Века турецкого ига, двойного — социального и национального — гнета, произвола властителей, поставленных Оттоманской империей, бесправия боснийцев-христиан, — все это создало в Боснии сложную и трагическую обстановку, в которой деление на социальные группы совпало с делением национальным и религиозным.
Внутренние разногласия, разобщенность антифеодальных и антиоттоманских сил, политика европейских держав привели к тому, что после свержения турецкого ига Босния была оккупирована Австро-Венгрией и вошла в состав «лоскутной монархии» Габсбургов. Несомненно, форма социального и национального гнета стала иной, чем при турецкой власти, однако угнетение и эксплуатация европейскими способами еще на сорок лет задержали нормальное социальное, экономическое, культурное развитие родного края Иво Андрича.
Трагическая история Боснии с наибольшей полнотой и последовательностью раскрыта в двух исторических романах Андрича — «Травницкая хроника» и «Мост на Дрине».
Первый из них — это повествование о восьми (1807–1814) годах жизни Травника, глухой турецкой провинции, которая оказывается втянутой в такие события, как вся эпопея наполеоновских войн — от блистательных побед на полях Аустерлица и при Ваграме и до поражения в войне с Россией. Одновременно в Боснии эхом отдаются события в Стамбуле. Возвышение и падение султана-реформатора Селима III, который пытался покончить с феодальной раздробленностью Оттоманской империи, естественно, сказывается на судьбе боснийских визирей — ставленников Селима — Мехмед-паши и Ибрагим-паши.
Это мир национальных и социальных противоречий, жестокости и произвола турецких правителей, угнетения немусульманских народов.
И в этот странный и страшный мир окраины мусульманского Востока попадают представители Запада — французский консул Давиль, его помощник, «молодой консул» Дефоссе, а затем и австрийский консул фон Миттерер и сменивший его фон Паулич.
Столкновение двух мироощущений — «западного» и «восточного» — показано в романе отчетливее всего на судьбе двух представителей французского консульства. Личные отношения этих людей раскрыты как антагонизм отцов, переживших революцию 1789 года, и сыновей, то есть революционного и послереволюционного поколения. И это различие определяет их восприятие чужого им, людям Запада, мира.
В реакции обоих на проявления этого «чужого» есть и своя сила, и своя слабость — отражение сложной диалектики революционного и послереволюционного периода жизни Франции и всей Европы.

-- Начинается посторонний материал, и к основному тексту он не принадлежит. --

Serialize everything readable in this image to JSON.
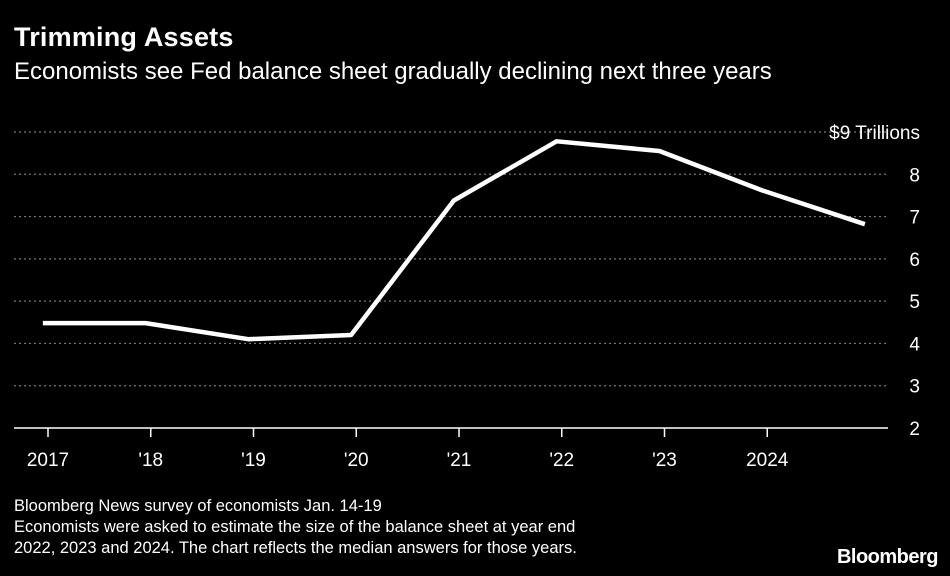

В качестве «отца», представителя старшего поколения, Иво Андрич выбрал лично очень доброго и порядочного либерала и обывателя. В нем равно вызывают слезы восторга в детстве — Людовик XVI, в юности — Мирабо, в зрелые годы — Наполеон. Не лишенный способностей журналист, чью бойкость пера оценил Талейран, автор длиннейшей и неоконченной классицистической поэмы (где походы и победы Александра Македонского проецируются на историю наполеоновских войн), почитатель поэзии столь презираемого Пушкиным аббата Делиля — консул Давиль ничего не хочет и не может понять в том странном мире отуреченной Боснии, куда его забросила судьба. По уровню своему Давиль, конечно, не годится для роли героя своего бурного и сложного времени. И вместе с тем время с необычайной отчетливостью «вылепило» его судьбу, характер, его несчастия, сказали бы мы, если бы в данном случае подходило столь прямое определение. По мысли автора, беда травницкого консула заключена в его заурядности, в органически присущем ему стремлении прилепиться к какому-нибудь вершителю судеб, чтобы спокойно, подобно моллюску на днище корабля, плыть вместе с «хозяином» в неизвестность. «Средний путь», третий путь — ни революция, ни старый режим, — вот мечта зрелых лет Давиля, исправного чиновника, примерного семьянина, на время воплотившаяся для него в империи Бонапарта. Увы, ненадолго. «Казалось, — говорит автор, — что после каждой победы Первого консула, а потом императора Наполеона впереди открывался твердый и определенный спасительный средний путь, а несколько месяцев спустя он снова оказывался тупиком. На людей стал нападать страх. Все шли вперед, но многие начали озираться. За несколько месяцев, проведенных в Париже до назначения консулом в Травник, Давиль мог в глазах своих многочисленных приятелей, как в зеркале, видеть такой же точно страх, какой постоянно испытывал он сам, хоть и не признавался в этом и старался подавить его».